Когда стихли приветствия, Минин подошел и отдал земной поклон Пожарскому.
- Дозволь мне, князь-воевода, особливо на радостях ударить перед тобою челом в землю! На много лет живи, князь-воевода, крепкий щит и оборона земли родимой и народа православного!..
- Нет, ты погоди! - ласково грозя Минину, остановил его Пожарский. - С тобою речь особая пойдет у нас. Не сетуй, удружу и я тебе за твою ласку да за дружбу.
Вы, воеводы и послы честные, послушать прошу, што скажу вам теперь. Согласен я сбирать и строить рати земские. Поставлю стан, к Москве, на бой полки поведу.
Но есть еще особая забота в обиходе ратном, в быту военном. Доведется не один десяток тысяч люду кормить, поить, одеть да снарядить к бою. Вот это и сложите на Кузьму Миныча, на старосту вашего. С тем и беруся стать главою рати, коли Кузьма берется служить мне правою рукою, будет промышлять о нужде войсковой, как я сказал. Штобы опричь войны да строю ратного не знать мне боле никаких забот. Авось тогда и справлюсь с Божьей помощью... А иначе - и думать не хочу!
- Как быть, Кузьма, - снисходительно обратился Алябьев к мяснику, стоящему в раздумье. - Мы чаем: не откажешь для дела общего... Послужишь миру! А...
- И думать не моги отказать! - заговорили все кругом. - Слышь, родимый, ты ли откажешь! Скорее, кормилец, давай согласие! Не томи! Все просим, слышь! Кланяемся земно, Кузьма, родной, не выдай! Выручай!..
Шум внезапно оборвался, как это бывает после сильных подъемов и гула толпы. Тогда спокойно подал голос Минин:
- Не стоило и кланяться так много, почтенные! Коль воевода-князь мне дал приказ, пойду без всяково инова зова, без просьбы, слышь, усильной! Я - твой слуга во всем, князь-батюшка! Мне думалося только: на кого я дом и делишки все свои оставлю!.. Да и решил в себе: как будет, так и пускай будет! Господь поможет да суседи выручат, так думается мне.
- Свои дела оставлю, а твои неусыпно день и ночь буду досматривать! - живо отозвался сосед и кум Минина, Приклонский. Онучин, другой сосед, в то же время подошел к Минину:
- Надейся, кум, на меня! Не то приказчиком, батраком служить тебе готов. А ты за то для всей для земли постараешься!..

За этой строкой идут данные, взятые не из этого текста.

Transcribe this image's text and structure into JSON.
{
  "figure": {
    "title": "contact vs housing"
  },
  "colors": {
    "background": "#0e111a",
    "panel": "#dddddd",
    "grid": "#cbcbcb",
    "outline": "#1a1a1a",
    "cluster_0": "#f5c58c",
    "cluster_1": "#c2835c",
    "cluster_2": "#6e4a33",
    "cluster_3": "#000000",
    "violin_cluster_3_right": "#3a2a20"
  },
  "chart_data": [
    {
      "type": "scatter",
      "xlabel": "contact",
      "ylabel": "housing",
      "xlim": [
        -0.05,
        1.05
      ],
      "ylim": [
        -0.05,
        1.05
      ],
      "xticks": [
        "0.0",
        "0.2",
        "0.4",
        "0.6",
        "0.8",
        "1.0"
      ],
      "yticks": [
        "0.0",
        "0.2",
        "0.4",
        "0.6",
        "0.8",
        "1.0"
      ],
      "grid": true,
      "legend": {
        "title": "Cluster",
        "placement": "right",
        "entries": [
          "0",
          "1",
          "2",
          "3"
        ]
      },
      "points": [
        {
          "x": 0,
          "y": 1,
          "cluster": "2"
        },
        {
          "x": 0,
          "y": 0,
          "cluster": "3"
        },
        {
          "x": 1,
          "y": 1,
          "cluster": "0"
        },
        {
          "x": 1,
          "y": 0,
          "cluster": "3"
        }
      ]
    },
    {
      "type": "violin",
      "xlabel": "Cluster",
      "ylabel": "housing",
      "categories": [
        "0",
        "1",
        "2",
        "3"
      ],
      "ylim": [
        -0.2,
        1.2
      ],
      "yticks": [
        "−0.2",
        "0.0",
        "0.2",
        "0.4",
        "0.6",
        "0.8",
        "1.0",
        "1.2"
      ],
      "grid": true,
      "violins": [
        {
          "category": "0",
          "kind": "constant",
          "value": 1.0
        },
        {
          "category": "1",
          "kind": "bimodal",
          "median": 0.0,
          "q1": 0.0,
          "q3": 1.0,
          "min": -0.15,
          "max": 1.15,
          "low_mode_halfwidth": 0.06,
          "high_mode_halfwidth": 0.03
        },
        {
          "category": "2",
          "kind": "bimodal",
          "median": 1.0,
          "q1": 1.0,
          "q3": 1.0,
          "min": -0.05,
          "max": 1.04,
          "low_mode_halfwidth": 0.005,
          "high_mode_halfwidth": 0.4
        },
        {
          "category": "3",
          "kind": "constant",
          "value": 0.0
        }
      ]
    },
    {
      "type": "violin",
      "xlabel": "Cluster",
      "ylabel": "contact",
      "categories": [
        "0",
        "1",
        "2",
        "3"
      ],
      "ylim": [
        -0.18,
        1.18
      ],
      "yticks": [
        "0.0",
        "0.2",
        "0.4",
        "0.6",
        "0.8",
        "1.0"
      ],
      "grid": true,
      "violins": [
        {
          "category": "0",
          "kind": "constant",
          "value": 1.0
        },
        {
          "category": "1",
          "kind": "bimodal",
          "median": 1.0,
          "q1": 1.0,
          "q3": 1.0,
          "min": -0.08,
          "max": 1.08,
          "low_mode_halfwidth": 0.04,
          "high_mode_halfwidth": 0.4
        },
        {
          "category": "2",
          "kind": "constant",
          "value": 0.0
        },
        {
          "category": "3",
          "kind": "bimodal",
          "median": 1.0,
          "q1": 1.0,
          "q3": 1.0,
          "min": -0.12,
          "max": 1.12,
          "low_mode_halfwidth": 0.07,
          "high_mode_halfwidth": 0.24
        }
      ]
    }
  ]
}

- Ну, так и есть! Душа не обманула! - пожимая руки обоим друзьям, весело произнес сияющий Кузьма. - Не осиротеет мой домишко теперь!
- Твоя душа што земская душа! - послышались голоса. - Нешто она обманет.
- Живет Кузьма Миныч!..
- Живет наш князь - Димитрей-воевода!
- Да процветет родимая Земля! Да красуется она от века и до века! - сильно выкликнул Минин.
Все дружно подхватили его клик.
Почти отгремела гроза, больше десяти лет бушевавшая над царством Московским. Последние отголоски ее, в виде неприятельских шаек, наездников-головорезов, "лисовчиков", своих разбойничьих таборов, густо рассеянных по всем углам Руси, еще тревожили мирное население царства, которое понемногу стало приходить в себя, успокаиваться после ужасов и разоренья смутной поры.
Но и против этих летучих шаек принимались решительные меры. Воеводы рассылали сильные отряды ратников повсюду, где только появлялись разбойничьи и неприятельские шайки.
Снаряжался поход и против главного бунтаря, казацкого атамана Заруцкого, который ушел к самой Астрахани с Мариной и ее сыном, Воренком, как звали его на Руси.
А Москва не только была очищена от польских отрядов, но и весь гарнизон, засевший было в Кремле, с полковником Николаем Струсем во главе, очутился в плену у своих бывших пленников, московских бояр-правителей.
Правда, они теперь бессильны стали. Все дела вершит Великий совет земской рати, собранный при всеобщем ополченье земском.
Но и этот совет только на время принял на себя тяжесть власти в бурную пору народной жизни.
Уж по городам послали гонцов и грамоты призывные, чтобы собирались "изо всех городов Московского государства, изо всяких чинов людей по десяти человек из городов, от честных монастырей - старцы, митрополиты, архиепископы и епископы, архимандриты и игумены, и бояре, и окольничие, и чашники, и стольники, и стряпчие, и дворяне, и приказные люди, и дети боярские, и головы стрелецкие, и сотники, и атаманы, и казаки, и стрельцы, и всякие служивые люди, и гости московские, и торговые люди всех городов, и всякие жилецкие люди"... А сбирали их на "оббиранье царское и для суждения, как наново землю строити"...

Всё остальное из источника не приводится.